REPUBLIKA.CO.ID, JAKARTA -- Peneliti Pusat Studi Hukum dan Kebijakan (PSHK), Bvitri Susanti, mengatakan mekanisme pembagian daerah pemilihan (dapil) dan alokasi kursi setiap dapil untuk DPR sebaiknya dikembalikan kepada KPU. Mekanisme ini harus dikuatkan dengan dasar hukum dalam UU Penyelenggaraan Pemilu.
"Semestinya terkait mekanisme pembagian dapil harus dikembalikan kepada penyelenggara Pemilu atau KPU. Sebab, kecenderungan politik kepentingan akan terus ada jika pembagian masih dilakukan oleh DPR," ujar Bvitri di Jakarta, Senin (13/3).
Dia mencontohkan, kecenderungan itu dapat diberlakukan di daerah yang menjadi kantong suara salah satu parpol. Di daerah tersebut akan dijadikan dapil untuk mengakomodasi kepentingan parpol tersebut.
Dirinya menuturkan, jika penentuan dapil dilimpahkan ke penyelenggara, potensi permainan kantong-kantong suara dapat diminimalisasi. Selain itu, perubahan dalam penentuan dapil dan penyusunan jumlah kursi untuk setiap dapil lebih mudah jika dilakukan oleh penyelenggara.
"Penyelenggara sudah punya teknis untuk mengatur, maka proses perubahan atau perbaikan lebih cepat, efektif dilakukan. Sementara jika diatur DPR, prosesnya lebih lama, harus mengumpulkan seluruh anggota untuk pembahasan," tuturnya.
Selain itu, pihaknya juga menyarankan adanya penguatan dasar hukum jika pengaturan dapil diserahkan kembali kepada KPU. "Satu-satunya jalan untuk mengembalikan, harus merevisi UU penyelenggaraan Pemilu. Kami upayakan advokasi usulan ini dalam pembahasan revisi," tambah dia.

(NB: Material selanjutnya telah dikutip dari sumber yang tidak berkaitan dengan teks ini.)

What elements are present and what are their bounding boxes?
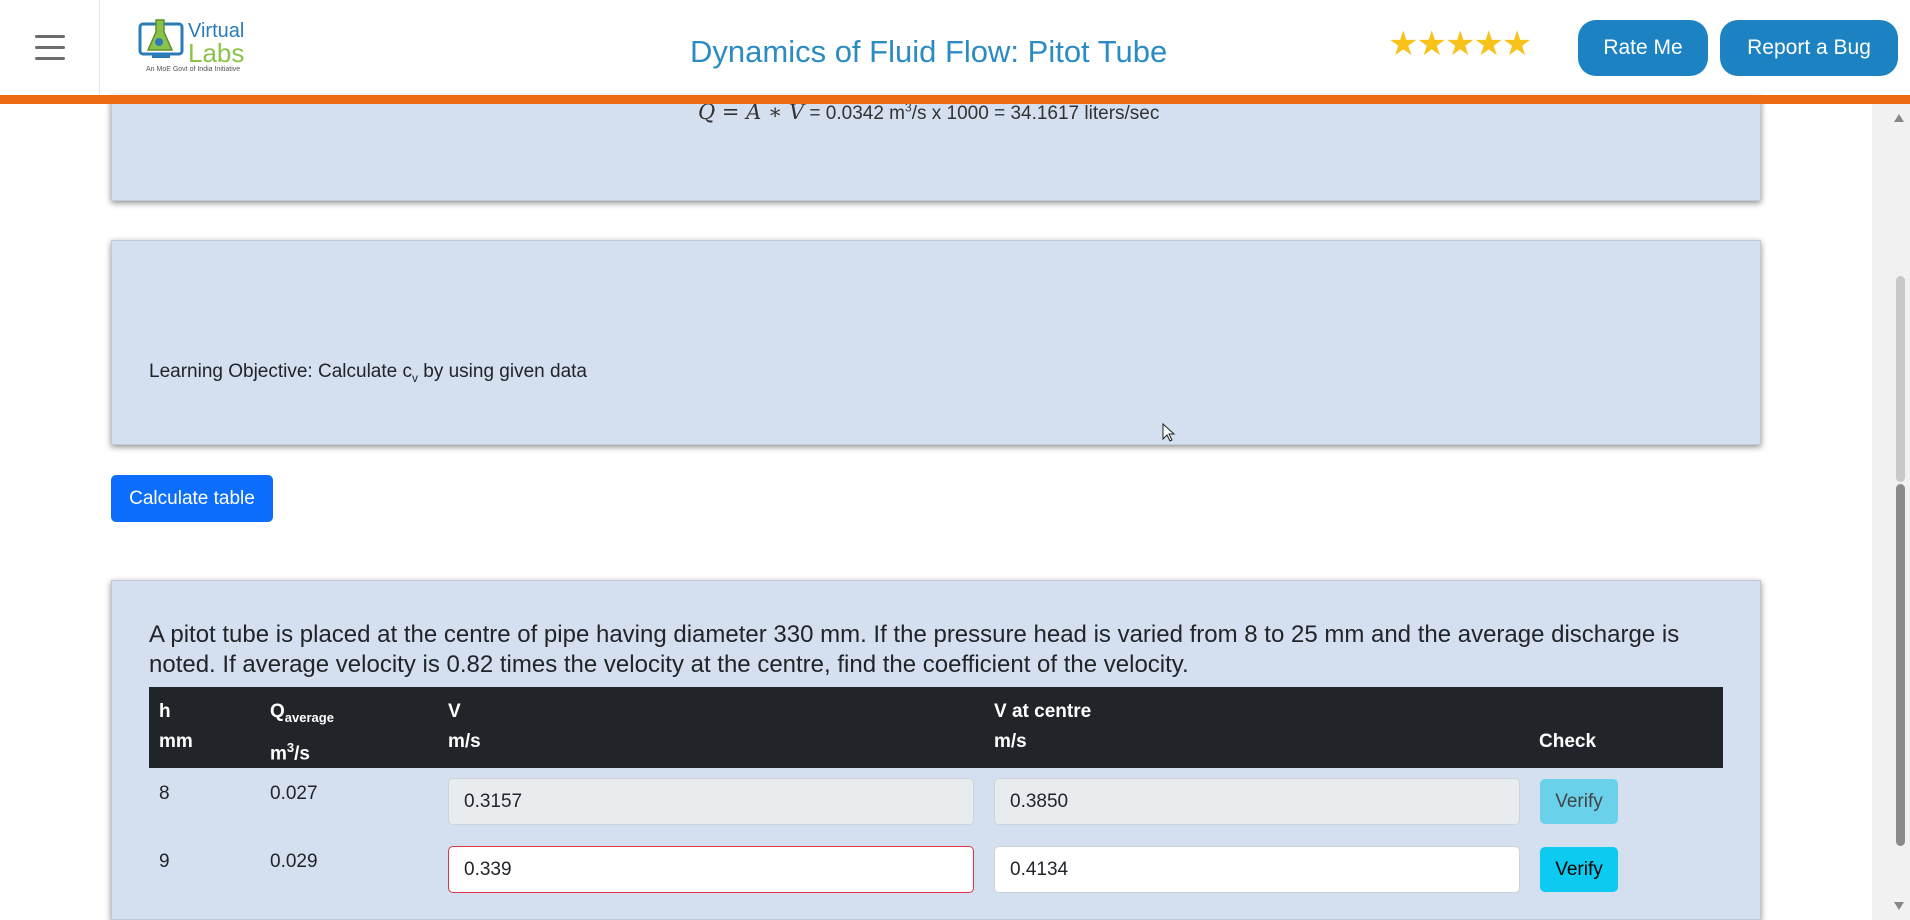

Sebelumnya, Ketua Komisi Pemilihan Umum (KPU) RI Juri Ardiantoro mengatakan, mekanisme pembagian dapil dan alokasi kursi di tiap dapil untuk DPR sebaiknya diserahkan kepada KPU. Menurutnya, banyak hasil kajian yang menyatakan mekanisme pembagian dapil untuk DPR RI bisa menimbulkan masalah jika diserahkan kepada pemerintah. Salah satu permasalahan yang berpotensi terjadi yakni kurang proporsionalnya pembagian dapil.